After the military occupation, the university was much like a maiden despoiled. Shock, dismay and mourning for a ravaged academe were the initial reactions. But not for long. The Diliman community, united as never before behind the barricades, learned a lesson it has never learned in decades of ivory tower theorizing.
The scholar turned street fighter became a truly wiser man. The political science professor hurling molotovs gets to know more about revolution than a lifetime of pedagogy. The engineering and science majors, preparing fuseless molotovs or operating radio stations, the medical student braving gunfire to aid his fellow activist, the coed preparing battle-rations of food, pillboxes and gasoline bombs, by their social practice realize that their skills are in themselves not enough--that the political education they get by using those skills against fascism is the correct summing up of all previous learning.
The struggle against the militarization of the campus calls for unity of all the sectors of the university. In capsule form, this is the nature of the wider struggle of the masses against the exploiters and oppressors. If the social practice of the barricades is in turn translated into an unequivocal acceptance of the theory of mass struggle against the evils of imperialism, feudalism and bureaucrat-capitalism, and if this theory is further translated into the social practice of the national democratic revolution then we can say that the university has fully learned the lessons of February 2nd.

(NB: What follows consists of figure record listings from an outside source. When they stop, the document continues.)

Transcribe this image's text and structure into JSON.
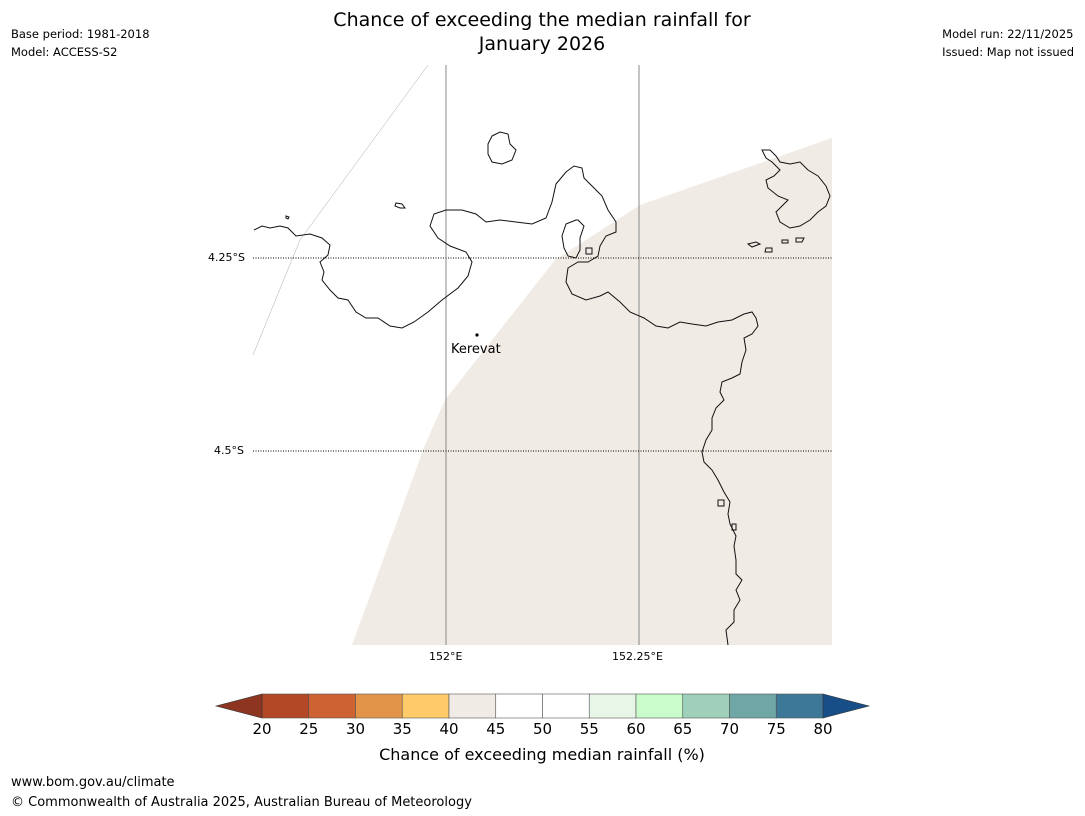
{
  "header": {
    "title_line1": "Chance of exceeding the median rainfall for",
    "title_line2": "January 2026",
    "base_period": "Base period: 1981-2018",
    "model": "Model: ACCESS-S2",
    "model_run": "Model run: 22/11/2025",
    "issued": "Issued: Map not issued"
  },
  "map": {
    "lat_labels": [
      "4.25°S",
      "4.5°S"
    ],
    "lon_labels": [
      "152°E",
      "152.25°E"
    ],
    "place": "Kerevat",
    "shaded_category_color": "#f0ebe5"
  },
  "colorbar": {
    "label": "Chance of exceeding median rainfall (%)",
    "ticks": [
      "20",
      "25",
      "30",
      "35",
      "40",
      "45",
      "50",
      "55",
      "60",
      "65",
      "70",
      "75",
      "80"
    ],
    "under_color": "#8e3522",
    "over_color": "#174e87",
    "colors": [
      "#b24825",
      "#cc6331",
      "#e29548",
      "#fecb68",
      "#f1ebe5",
      "#ffffff",
      "#ffffff",
      "#e8f6e8",
      "#c9fcca",
      "#9fd1ba",
      "#6fa7a6",
      "#3e7898"
    ]
  },
  "footer": {
    "url": "www.bom.gov.au/climate",
    "copyright": "© Commonwealth of Australia 2025, Australian Bureau of Meteorology"
  }
}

It should not be forgotten that the Rape of Diliman as ordered by the fascist puppet president, sanctified by his puppet cabinet and undertaken by the notorious Metrocom and AID-trained police was the reaction of a bankrupt government all out to protect the interests of the imperialist-owned oil companies. It was the intensification of imperialist exploitation of the masses of the Filipino people which provoked the jeepney strike. And true to its puppet nature, the fascist government seeks to quell by violence the righteous protest of the masses rather than bear pressure on the imperialists.
The unity of the campus against fascism is a most welcome development. The next task would be to strengthen our unity with the rest of the exploited masses against the roots of fascism: the triad of evils which strangle our society. If we do not do this then we will only be deluded by the dialogues, and compromising of the ruling classes. We will get bogged down in fruitless debates about academic freedom, sanctuary or immunity only to be shocked, dismayed and grieved again and again if and when the fascist government chooses to clamp down on the campus.
While raising high our barricades against the intrusions of the fascists, we should raise higher the cultural barricades of the revolution.
Only by burying the myth of academic freedom dictated by the conditions imposed by the fascists, can we be truly free to study and act and still study further towards a society where not only academic but economic, political and cultural freedoms of the masses are guaranteed. ●
This editorial first appeared in the February 4, 1971 print edition of the Collegian.